One other event of note was the re-opening of the Lincoln’s Inn Fields Theatre, renewing theatrical competition in London. This led very quickly to a great deal more dancing in the playhouses.  It seems that there was dancing at the first performance at Lincoln’s Inn Fields and there were at least six dancers (two women and four men) in the company. They appeared regularly throughout the season.

In London, dances were often published singly in notation whether or not they had a royal connection. In Paris, small collections of dances were published ‘pour l’année’ in time for the balls held during the carnival season (between Twelfth Night and the beginning of Lent). The XIIe Recueil de danses pour l’année 1714, published by Jacques Dezais, contained three duets – La Gavotte de Seaux and a Rigaudon by Claude Ballon and Dezais’s La Chamberi.

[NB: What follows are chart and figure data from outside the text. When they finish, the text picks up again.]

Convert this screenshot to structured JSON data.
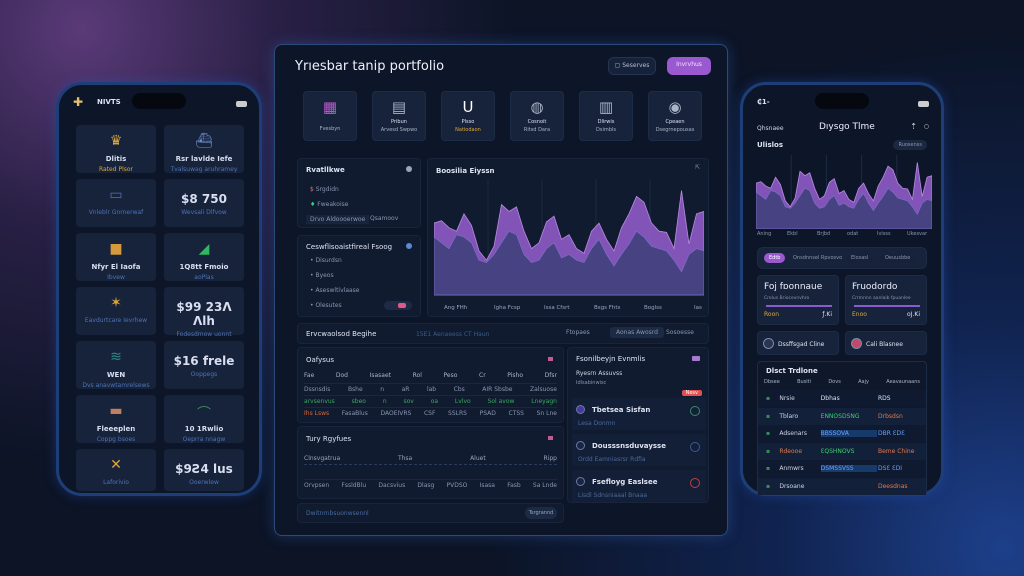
{
  "left_phone": {
    "app_name": "NIVTS",
    "tiles": [
      {
        "title": "Dlitis",
        "sub": "Rated Plsor",
        "icon": "crown-icon",
        "color": "#e0a63a"
      },
      {
        "title": "Rsr lavlde Iefe",
        "sub": "Tvalsuwag aruhramey",
        "icon": "ship-icon",
        "color": "#6f8ccb"
      },
      {
        "title": "",
        "sub": "Vnleblr Gnrnerwaf",
        "icon": "laptop-icon",
        "color": "#4f73b8"
      },
      {
        "title": "$8 750",
        "sub": "Wevsali Dlfvow",
        "icon": "",
        "color": "#fff"
      },
      {
        "title": "Nfyr El Iaofa",
        "sub": "Ibvew",
        "icon": "box-icon",
        "color": "#d59a3a"
      },
      {
        "title": "1Q8tt Fmoio",
        "sub": "aoPlas",
        "icon": "chart-icon",
        "color": "#2fb860"
      },
      {
        "title": "",
        "sub": "Eavdurtcare Ievrhew",
        "icon": "star-icon",
        "color": "#e0a63a"
      },
      {
        "title": "$99 23Λ Λlh",
        "sub": "Fodesdmow uonnt",
        "icon": "",
        "color": "#fff"
      },
      {
        "title": "WEN",
        "sub": "Dvs anavwtamrelsews",
        "icon": "wave-icon",
        "color": "#2f8a8a"
      },
      {
        "title": "$16 frele",
        "sub": "Ooppegs",
        "icon": "",
        "color": "#fff"
      },
      {
        "title": "Fleeeplen",
        "sub": "Coppg bsoes",
        "icon": "bar-icon",
        "color": "#c08060"
      },
      {
        "title": "10 1Rwlio",
        "sub": "Oeprra nnagw",
        "icon": "hill-icon",
        "color": "#3a8a5a"
      },
      {
        "title": "",
        "sub": "Laforivio",
        "icon": "knot-icon",
        "color": "#e0a63a"
      },
      {
        "title": "$9Ƨ4 lus",
        "sub": "Ooerwlew",
        "icon": "",
        "color": "#fff"
      }
    ]
  },
  "main": {
    "title": "Yrıesbar tanip portfolio",
    "btn_secondary": "Seserves",
    "btn_primary": "Invrvhus",
    "accent": "#9b59d0",
    "icon_cards": [
      {
        "label": "",
        "sub": "Fvesbyn",
        "icon": "gallery-icon"
      },
      {
        "label": "Pribun",
        "sub": "Arvesd Swpwo",
        "icon": "document-icon"
      },
      {
        "label": "Plsso",
        "sub": "Natiodaon",
        "icon": "magnet-icon"
      },
      {
        "label": "Cosnoit",
        "sub": "Ritsd Dara",
        "icon": "shield-icon"
      },
      {
        "label": "Dlirwis",
        "sub": "Dsimbls",
        "icon": "server-icon"
      },
      {
        "label": "Cpeaen",
        "sub": "Dsegrnepousas",
        "icon": "coin-icon"
      }
    ],
    "positions": {
      "title": "Rvatllkwe",
      "items": [
        "Srgdidn",
        "Fweakoise"
      ],
      "chip1": "Drvo Aldoooerwoe",
      "chip2": "Qsamoov"
    },
    "prefs": {
      "title": "Ceswflisoaistfireal Fsoog",
      "items": [
        "Disurdsn",
        "Byeos",
        "Aseswltivlaase",
        "Olesutes"
      ]
    },
    "chart": {
      "title": "Boosilia Eiyssn"
    },
    "bar": {
      "title": "Ervcwaolsod Begihe",
      "info": "15E1 Aenaeess  CT Haun",
      "tabs": [
        "Ftopaes",
        "Aonas Awosrd",
        "Sosoesse"
      ]
    },
    "orders": {
      "title": "Oafysus",
      "headers": [
        "Fae",
        "Dod",
        "Isasaet",
        "Rol",
        "Peso",
        "Cr",
        "Pisho",
        "Dfsr"
      ],
      "rows": [
        [
          "Dssnsdis",
          "Bshe",
          "n",
          "aR",
          "lab",
          "Cbs",
          "AIR Sbsbe",
          "Zalsuose"
        ],
        [
          "arvsenvus",
          "sbeo",
          "n",
          "sov",
          "oa",
          "Lvlvo",
          "Sol avow",
          "Lneyagn"
        ],
        [
          "Ihs Lsws",
          "FasaBlus",
          "DAOEIVRS",
          "CSF",
          "SSLRS",
          "PSAD",
          "CTSS",
          "Sn Lne"
        ]
      ]
    },
    "trades": {
      "title": "Tury Rgyfues",
      "labels": [
        "Clnsvgatrua",
        "Thsa",
        "Aluet",
        "Ripp"
      ],
      "rows": [
        [
          "Orvpsen",
          "FssldBlu",
          "Dacsvius",
          "Dlasg",
          "PVDSO",
          "Isasa",
          "Fasb",
          "Sa Lnde"
        ]
      ]
    },
    "footer": {
      "text": "Dwitnrnbsuonwsennl",
      "btn": "Tsrgrannd"
    },
    "events": {
      "title": "Fsonilbeyjn Evnmlis",
      "sub": "Ryesrn Assuvss",
      "date": "Idlsabinwisc",
      "badge": "Nesv",
      "items": [
        {
          "title": "Tbetsea Sisfan",
          "meta": "Lesa  Donmn"
        },
        {
          "title": "Dousssnsduvaysse",
          "meta": "Ordd  Eamniasrsr Rdfia"
        },
        {
          "title": "Fsefloyg Easlsee",
          "meta": "Lisdl  Sdnsniaaal Bnaaa"
        }
      ]
    }
  },
  "right_phone": {
    "status": "₵1-",
    "nav_left": "Qhsnaee",
    "title": "Dıysgo Tlme",
    "section": "Ulislos",
    "chip": "Ruosenss",
    "x_ticks": [
      "Aning",
      "Ekbl",
      "Brjbd",
      "odat",
      "Ivisss",
      "Ukesvar"
    ],
    "filters": [
      "Edtb",
      "Onsdnnsel Rpvosvo",
      "Elosasl",
      "Oeuusbbe"
    ],
    "cards": [
      {
        "title": "Foj fɒonnaue",
        "sub": "Crelus Briocevnvhro",
        "tag": "Roon",
        "val": "ƒ.Ki"
      },
      {
        "title": "Fruodordo",
        "sub": "Crrmnnn aanlaib fpuanlee",
        "tag": "Enoo",
        "val": "oJ.Ki"
      }
    ],
    "pills": [
      "Dssffsgad Cline",
      "Cali Blasnee"
    ],
    "table_title": "Dlsct Trdlone",
    "headers": [
      "Dbsee",
      "Buslti",
      "Dovs",
      "Aajy",
      "Aeavaunaans"
    ],
    "rows": [
      [
        "Nrsie",
        "Dbhas",
        "RDS"
      ],
      [
        "Tblaro",
        "ENNOSDSNG",
        "Drbsdsn"
      ],
      [
        "Adsenars",
        "BBSSOVA",
        "DBR ƐDƐ"
      ],
      [
        "Rdeooe",
        "ƐQSHNOVS",
        "Beme Chine"
      ],
      [
        "Anmwrs",
        "DSMSSVSS",
        "DSƐ ƐDI"
      ],
      [
        "Drsoane",
        "",
        "Deesdnas"
      ]
    ]
  },
  "chart_data": {
    "type": "area",
    "title": "Boosilia Eiyssn",
    "x_ticks": [
      "Ang FHh",
      "Igha Fcsp",
      "Issa Cfsrt",
      "Bsgs Fhts",
      "Boglss",
      "Ias Prwh"
    ],
    "series": [
      {
        "color": "#8f5bc8",
        "values": [
          62,
          64,
          58,
          55,
          70,
          60,
          38,
          30,
          42,
          78,
          72,
          76,
          55,
          40,
          45,
          63,
          68,
          48,
          52,
          40,
          36,
          55,
          62,
          48,
          38,
          58,
          70,
          85,
          80,
          62,
          55,
          54,
          40,
          90,
          44,
          70,
          72
        ]
      },
      {
        "color": "#3d3f78",
        "values": [
          50,
          45,
          40,
          52,
          50,
          45,
          30,
          28,
          35,
          45,
          55,
          52,
          35,
          28,
          30,
          40,
          45,
          32,
          35,
          30,
          28,
          40,
          48,
          35,
          25,
          35,
          44,
          55,
          50,
          42,
          40,
          38,
          30,
          20,
          35,
          40,
          38
        ]
      }
    ],
    "ylim": [
      0,
      100
    ],
    "grid": true
  }
}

The Château de Sceaux was the venue for an experiment in dancing. At one of the duchesse du Maine’s ‘Grands Nuits’ of entertainments during 1714, Mlle Prévost and M. Ballon (leading dancers at the Paris Opéra) gave a scene from Corneille’s tragedy Les Horaces as a ‘danse caracterisée’. They performed with such intensity that they reduced themselves, as well as their audience, to tears. This event calls into question the idea that French stage dancing was fundamentally inexpressive. By 1714, Louis XIV’s long reign was drawing to a close and changing times were signalled at the Paris Opéra by the production of its first lyric comedy, Mouret’s Les Fêtes de Thalie.

Were all these events quite separate? Surely not, although the influences that flowed between them have yet to be explored.